Work then goes to the wing where one installs the shallow wheel wells before attaching the upper and lower wings to the single piece lower sections. The engine is built up with a three piece crank case section, separate cylinders and separate exhaust pipes. As mentioned earlier, one of my exhaust went missing before I even opened the parts bag. Next, a five piece cowling fits over the engine and a p.e. section fits on the very front of the engine. This assembly along with the wing is then attached to the fuselage.
The next several steps finish up the process. This includes the installation of rudder and tailplanes (a butt join for both), the attachment of the prop and spinner along with the canopy and a clear area just aft of the cockpit. Then the tail wheel pieces and tailplane struts are installed. This is followed by the landing gear legs (one of which is broken at the oleo scissors on my kit), wheels and the radio mast.

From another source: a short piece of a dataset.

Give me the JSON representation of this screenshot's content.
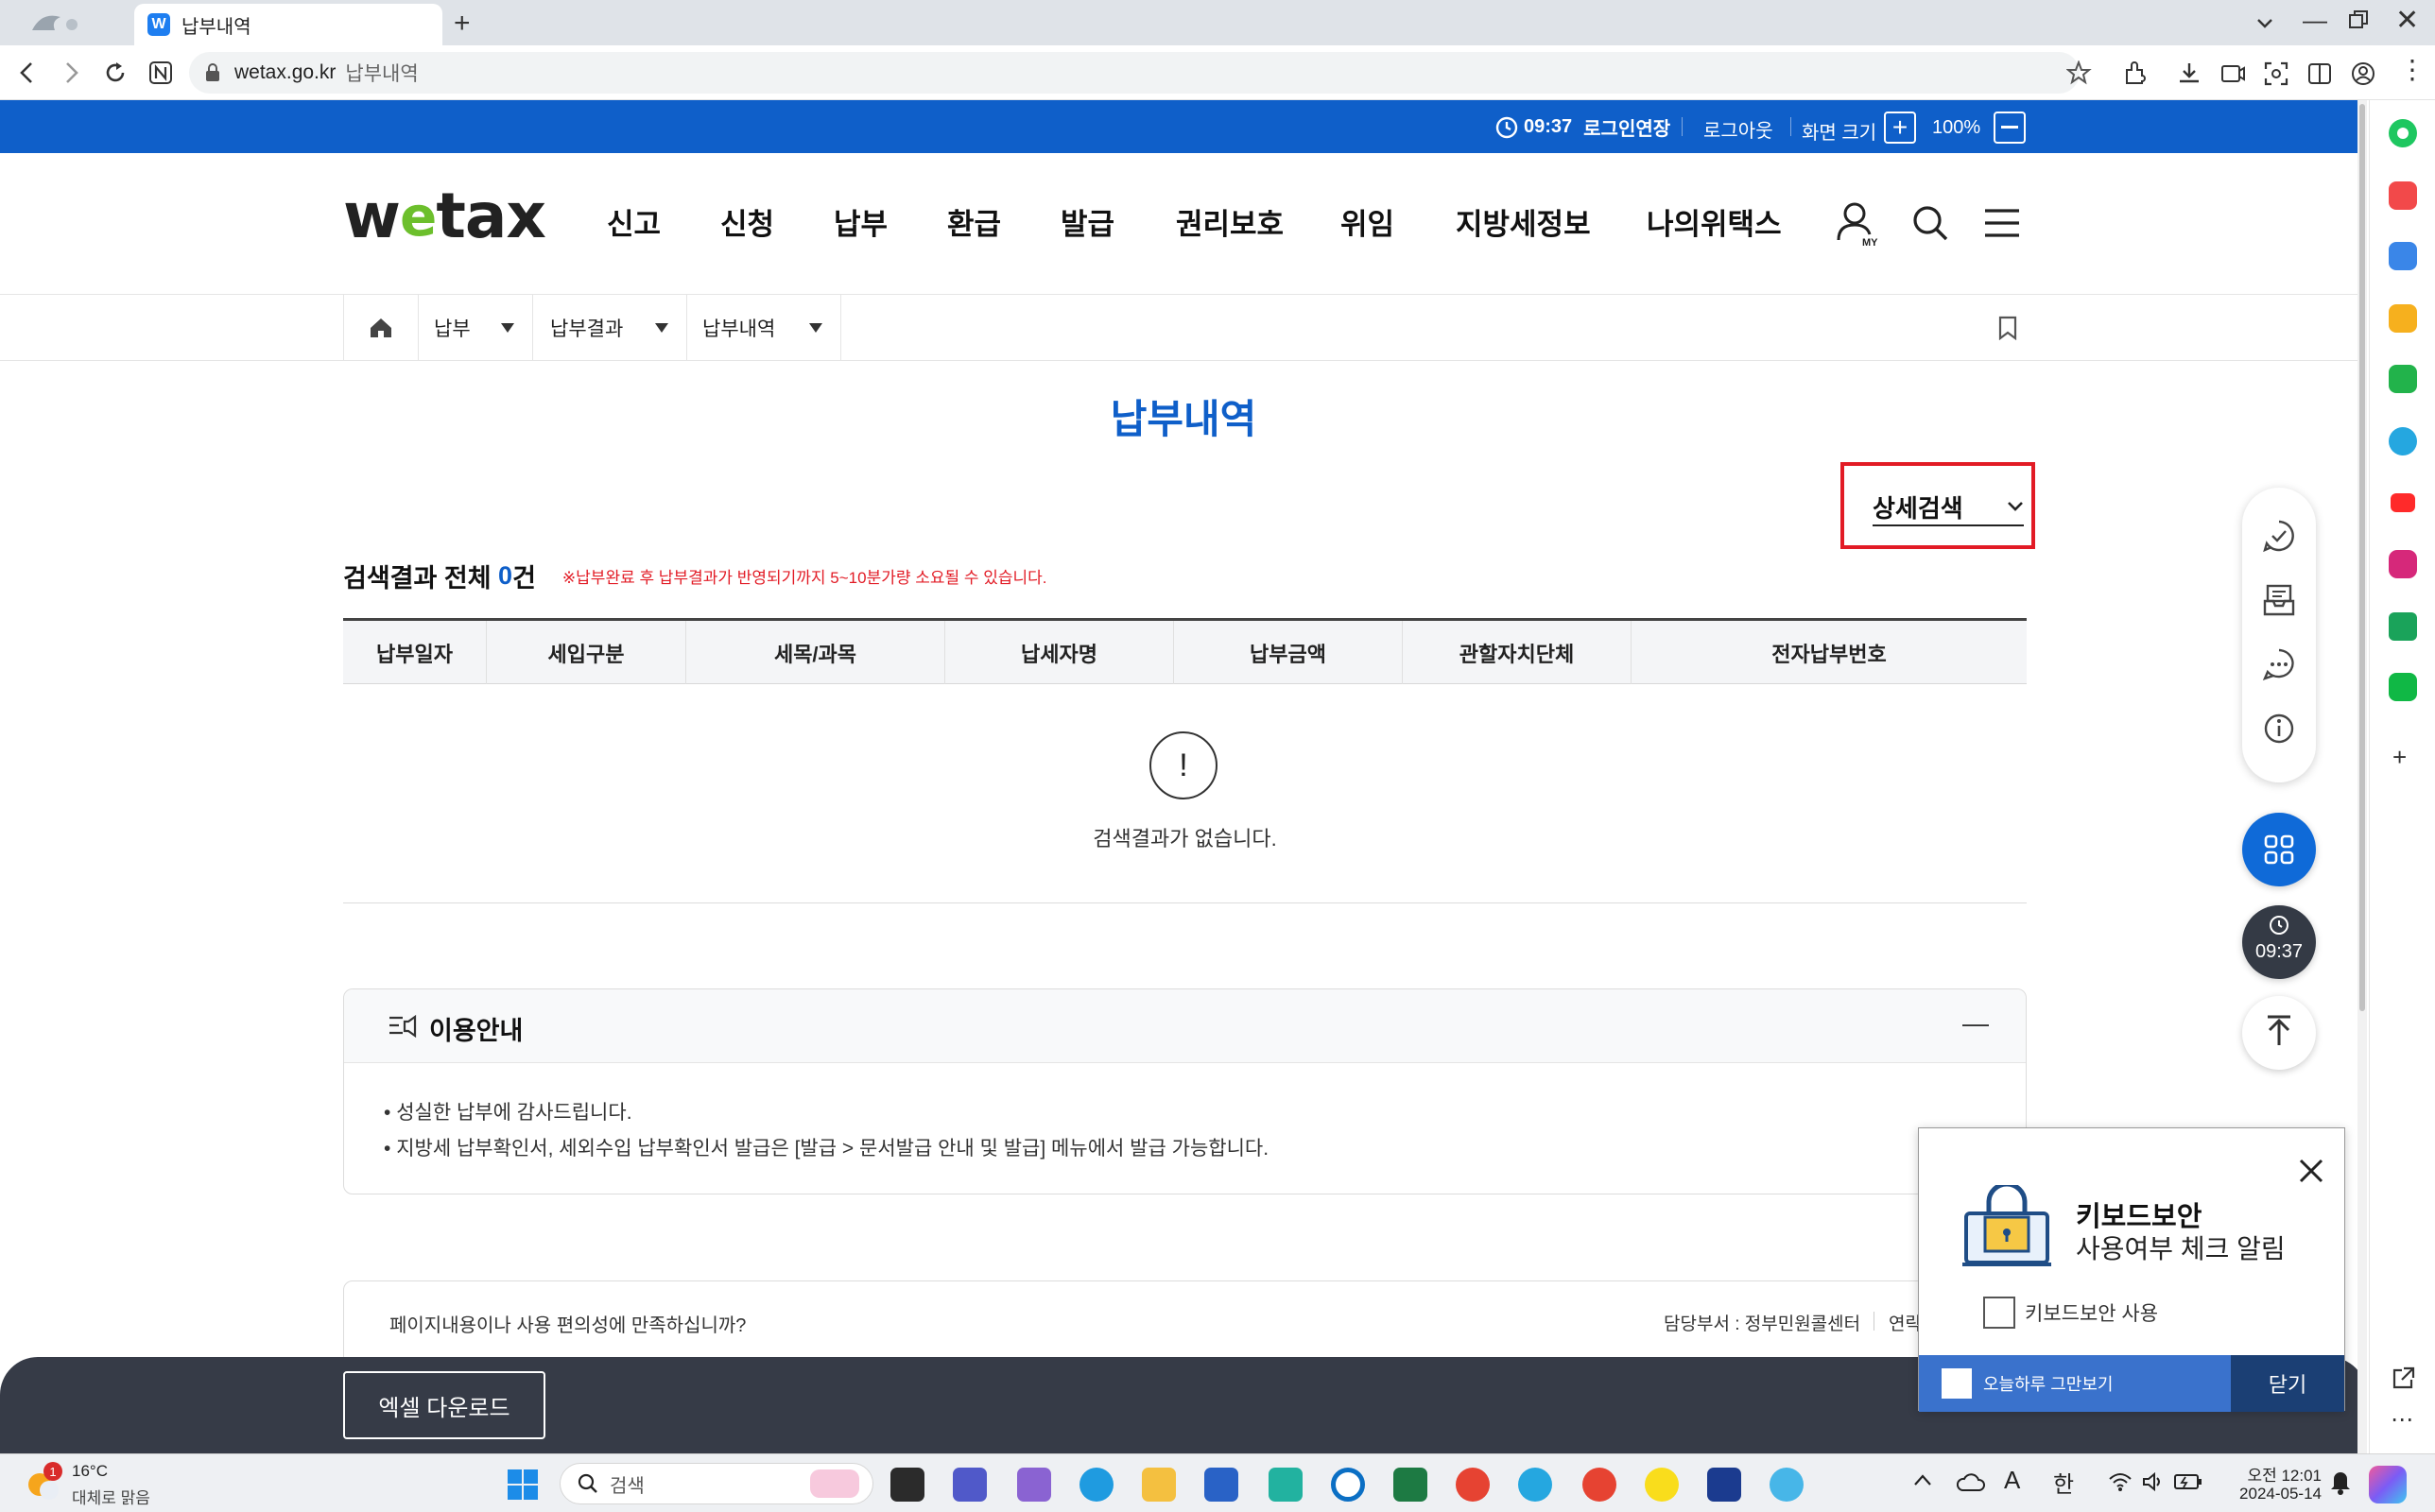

Instructions are adequate but provide no interior or engine painting information so you are on your own in that regard. markings are provided for eight aircraft. Most are in olive green over sky blue. Five are Soviet with one in all red, one in overall light grey and another in a medium grey. Also included are planes from Austria, Poland, and East Germany. The decal sheet looks very nice and is fairly large.
If you have experience with short run kits, this one should not be very difficult. My enthusiasm for the kit is tempered by all the broken parts that I'll have to repair and the fact that the cracked canopy basically makes the kit unbuildable.